In a previous study on liver natural killer (NK) cell precursors,2 we observed that mature NK cells of donor origin were detectable in liver grafts up to 2 years after LT, while all donor-derived NK-cell precursors were replaced by recipient-derived precursors within 1 week after LT. To study whether other types of mature donor leukocytes remain present in liver grafts after LT, we now determined intragraft chimerism of CD3+ T cells, CD56+ T cells, and CD14+ monocytes/Kupffer cells in leukocytes isolated from first liver grafts of five LT patients undergoing re-LT. We selected recipient/donor pairs that were mismatched for human leukocyte antigen (HLA)-A2 or HLA-Bw4 during the first transplantation. Using flow-cytometry with monoclonal antibody (mAb) for HLA-A2 or HLA-Bw4 we could differentiate donor from recipient cells. In all five patients we detected considerable percentages of donor-derived mature leukocytes in the first graft, even up to 2 years after transplantation (Table 1). These data are not consistent with the hypothesis of Wang et al.1 that donor-derived leukocytes disappear within 3 weeks after LT, at least within the grafted liver, but demonstrate the possible existence of long-lived donor-derived leukocytes resident in the liver graft.

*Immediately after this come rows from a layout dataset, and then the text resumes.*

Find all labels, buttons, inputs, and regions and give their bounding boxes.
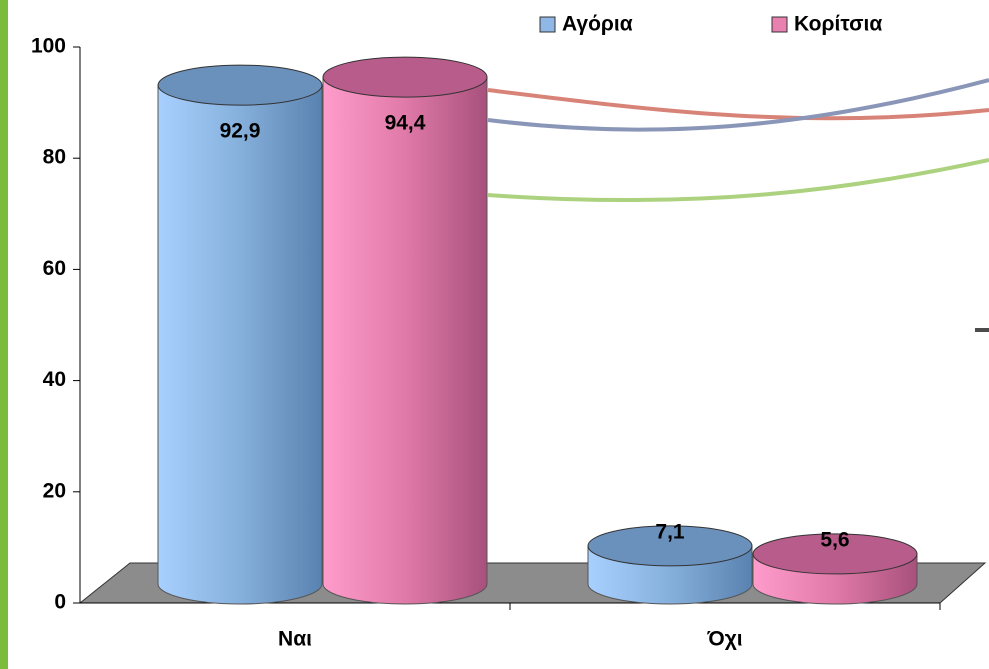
y-tick-label: 20 bbox=[43, 479, 66, 502]
bar bbox=[322, 76, 488, 605]
bar-top bbox=[157, 64, 323, 106]
y-tick-label: 100 bbox=[31, 35, 66, 58]
decoration bbox=[487, 78, 989, 332]
left-border bbox=[0, 0, 8, 669]
y-tick-label: 60 bbox=[43, 257, 66, 280]
data-label: 7,1 bbox=[655, 520, 685, 543]
y-tick-label: 0 bbox=[54, 591, 66, 614]
legend-swatch bbox=[539, 16, 556, 33]
y-tick-label: 40 bbox=[43, 368, 66, 391]
x-tick-label: Όχι bbox=[706, 628, 742, 651]
data-label: 92,9 bbox=[220, 120, 261, 143]
data-label: 94,4 bbox=[385, 112, 426, 135]
bar bbox=[157, 84, 323, 605]
bar-top bbox=[752, 533, 918, 575]
bar-top bbox=[587, 525, 753, 567]
bar-top bbox=[322, 56, 488, 98]
legend-swatch bbox=[771, 16, 788, 33]
y-tick-label: 80 bbox=[43, 146, 66, 169]
legend-label: Κορίτσια bbox=[794, 13, 882, 36]
data-label: 5,6 bbox=[820, 528, 849, 551]
legend-label: Αγόρια bbox=[562, 13, 633, 36]
x-tick-label: Ναι bbox=[278, 628, 312, 651]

|% of Total Intragraft Leukocytes (% of Donor-Derived Within Each Subset)|
|Patient 1 (7 days)||Patient 2 (16 days)||Patient 3 (1 year)||Patient 4 (2 years)||Patient 5 (2 years)|
|CD56+ T cells||7.5 (6.8)||1.7 (18.2)||5.7 (1.6)||5.1 (3.7)||6.6 (16.3)|
|CD3+ T cells||12.5 (2.1)||76.5 (6.6)||22.8 (0.8)||10.5 (16)||8.8 (18.6)|
|CD14+ cells||15.4 (63.3)||15.9 (90.5)||7.8 (27.5)||7.2 (37.0)||22.2 (46.0)|
|Lin−CD34+HSPCs||0.5 (0)||0.2 (0)||0.1 (0)||0.3 (0)||0.1 (0)|
We also measured chimerism in lineage−CD34+ HSPCs (at least 2 × 106 events were recorded), which contain the multipotent lin−CD34+CD38−CD90+ HSPCs described in the article.1 We found that all five explanted liver grafts contained only recipient-derived, but no donor-derived, HSPCs (Table 1), indicating that donor-derived hepatic HSPCs are replaced by circulating HSPCs of recipient origin within the first week after transplantation.
Our data suggest that the long-term chimerism described in the Wang et al. article is probably caused by long-lived donor leukocytes resident in liver grafts, and/or hematopoiesis of relocated donor HSPCs. The latter concept is supported by a study of Massberg et al.,3 which describes the liver as one of the peripheral organs in which HSPCs reside shortly before returning to the blood and remigrating to the bone marrow. The relocation of HSPCs from transplanted liver remains to be investigated.